'Each man takes the limits of his own field of vision for the limits of the world'
-- Arthur Schopenhauer, Essays and Aphorisms

'Artists are tricky fellows sir, forever shaping the world according to some design of their own'
-- Jonathan Strange, Jonathan Strange & Mr Norrell

Saturday 2 April 2011

Karzai in the Summer

'There are only two or three human stories, and they go on repeating themselves as fiercely as if they had never happened before'
-- Willa Cather

In the wake of the mob killings in Mazar-i-Sharif, pundits have expressed concern that this area of apparent relative security - now with its obvious underlying volatilty - is due to be one of the seven regions handed over to the Afghan army in June of this year. In fact, since the object of ire was the United Nations (as a not-too-convincing substitute for an evangelical American clergyman who burnt the Koran and uploaded its trial to YouTube for immediate global reach) it seems as if handing over this location to the Afghan army is actually a positive step.

The mob numbered several hundred according to newspaper accounts of the atrocity and suggests that at all levels, this foreign intervention to secure self-government, the great paradox of nation-building, is failing to gain the trust of the heterogenous population. Afghanistan and the Karzai government is an epic fallacy that threatens to unravel at any moment. We in the West assume that because elections were held, however fraudulently, that there is now a represented population and an accountable elite, a dynamic between the two of reciprocity. But the elections served only to legitimate a government, any government in order to ostensibly demonstrate progress towards a Western democratic model. The Karzai government is in no way similar to any nation-state system in the West. The Karzai government cannot, and possibly does not want to, be responsive to the needs of the citzens. It cannot enforce security on the ground and it cannot, without the foreign organizations that dominate the intellectual and kinetic infrastructure in the country, enact change.

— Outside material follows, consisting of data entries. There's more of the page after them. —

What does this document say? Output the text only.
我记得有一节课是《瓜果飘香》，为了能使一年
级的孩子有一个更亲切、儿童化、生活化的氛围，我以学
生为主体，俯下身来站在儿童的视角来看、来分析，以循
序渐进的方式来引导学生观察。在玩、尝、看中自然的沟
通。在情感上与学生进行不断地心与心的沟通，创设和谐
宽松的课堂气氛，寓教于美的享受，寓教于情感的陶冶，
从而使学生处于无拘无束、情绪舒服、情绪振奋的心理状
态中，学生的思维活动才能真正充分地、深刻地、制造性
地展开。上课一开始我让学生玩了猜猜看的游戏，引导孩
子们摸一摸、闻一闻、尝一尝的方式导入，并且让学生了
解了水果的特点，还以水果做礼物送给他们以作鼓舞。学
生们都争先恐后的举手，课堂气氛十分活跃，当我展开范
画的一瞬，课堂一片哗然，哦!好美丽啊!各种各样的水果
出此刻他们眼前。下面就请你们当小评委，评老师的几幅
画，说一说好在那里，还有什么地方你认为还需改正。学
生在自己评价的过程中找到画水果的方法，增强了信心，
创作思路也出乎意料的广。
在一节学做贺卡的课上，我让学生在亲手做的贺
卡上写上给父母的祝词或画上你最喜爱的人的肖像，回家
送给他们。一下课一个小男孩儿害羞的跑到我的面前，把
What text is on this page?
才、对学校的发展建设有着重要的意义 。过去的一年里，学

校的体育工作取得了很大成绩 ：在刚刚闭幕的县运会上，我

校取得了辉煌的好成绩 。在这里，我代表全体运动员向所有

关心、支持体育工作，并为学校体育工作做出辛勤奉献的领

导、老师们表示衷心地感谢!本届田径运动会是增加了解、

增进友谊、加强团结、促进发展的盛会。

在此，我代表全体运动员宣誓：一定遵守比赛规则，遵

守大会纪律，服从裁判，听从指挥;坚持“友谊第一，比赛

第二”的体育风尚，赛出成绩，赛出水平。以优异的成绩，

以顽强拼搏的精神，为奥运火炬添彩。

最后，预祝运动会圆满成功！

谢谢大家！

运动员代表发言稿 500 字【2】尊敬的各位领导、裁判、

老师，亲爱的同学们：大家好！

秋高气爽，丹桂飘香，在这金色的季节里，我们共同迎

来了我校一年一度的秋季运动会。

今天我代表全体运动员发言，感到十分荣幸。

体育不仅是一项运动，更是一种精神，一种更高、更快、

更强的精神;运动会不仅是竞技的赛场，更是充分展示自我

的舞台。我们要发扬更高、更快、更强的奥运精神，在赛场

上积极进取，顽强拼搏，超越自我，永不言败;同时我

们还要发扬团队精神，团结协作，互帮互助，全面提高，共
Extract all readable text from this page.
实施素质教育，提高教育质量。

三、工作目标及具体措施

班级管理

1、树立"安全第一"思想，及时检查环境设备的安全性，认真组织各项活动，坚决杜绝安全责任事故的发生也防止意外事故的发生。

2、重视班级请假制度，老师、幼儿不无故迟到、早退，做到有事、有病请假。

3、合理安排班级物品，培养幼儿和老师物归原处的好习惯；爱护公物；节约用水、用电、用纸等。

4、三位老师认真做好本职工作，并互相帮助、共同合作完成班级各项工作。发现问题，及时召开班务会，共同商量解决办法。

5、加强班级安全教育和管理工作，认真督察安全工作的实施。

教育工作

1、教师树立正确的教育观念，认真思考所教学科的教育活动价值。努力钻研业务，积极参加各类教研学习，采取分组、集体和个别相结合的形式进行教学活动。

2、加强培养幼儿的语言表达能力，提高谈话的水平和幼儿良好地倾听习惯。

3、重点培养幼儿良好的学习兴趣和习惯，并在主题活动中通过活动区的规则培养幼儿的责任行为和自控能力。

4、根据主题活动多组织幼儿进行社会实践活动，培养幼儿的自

The event in Mazar-i-Sharif represents an artificially orientated faultline that jihadists have been trying to exacerbate for a generation. How the United Nations is meant to represent the Koran-burning pastor is indicative of the vague lines that militants will use in attempts to coerce the population. The burning happened on March 20th and garnered almost no media publicity. It has been two weeks since then. According to interviewed UN personnel after the attack, security in Afghanistan has deteriorated in the past five years suggesting that the ISAF is losing the monopoly on violence. There are not enough Afghan troops, numerically, to ensure security across the country, and the neo-Taliban seem motivated and creative in their insurgency. 

The pastor was warned against burning the Koran on September 11th of last year by both Obama and Petraeus, the latter informing him that it would endanger American lives. Instructive, that Petraeus should appeal to nationalist sentiment rather than religious. Petraeus did not suggest that Christian lives would be imperilled. In the end, the odd saga has been the apparent catalyst for an incident that has reignited debate about the immediate future in Afghanistan. No wonder that the US has chosen to pull out of combat missions for the Libyan no-fly zone - all action can in this world of globalized social media catalyse myriad responses.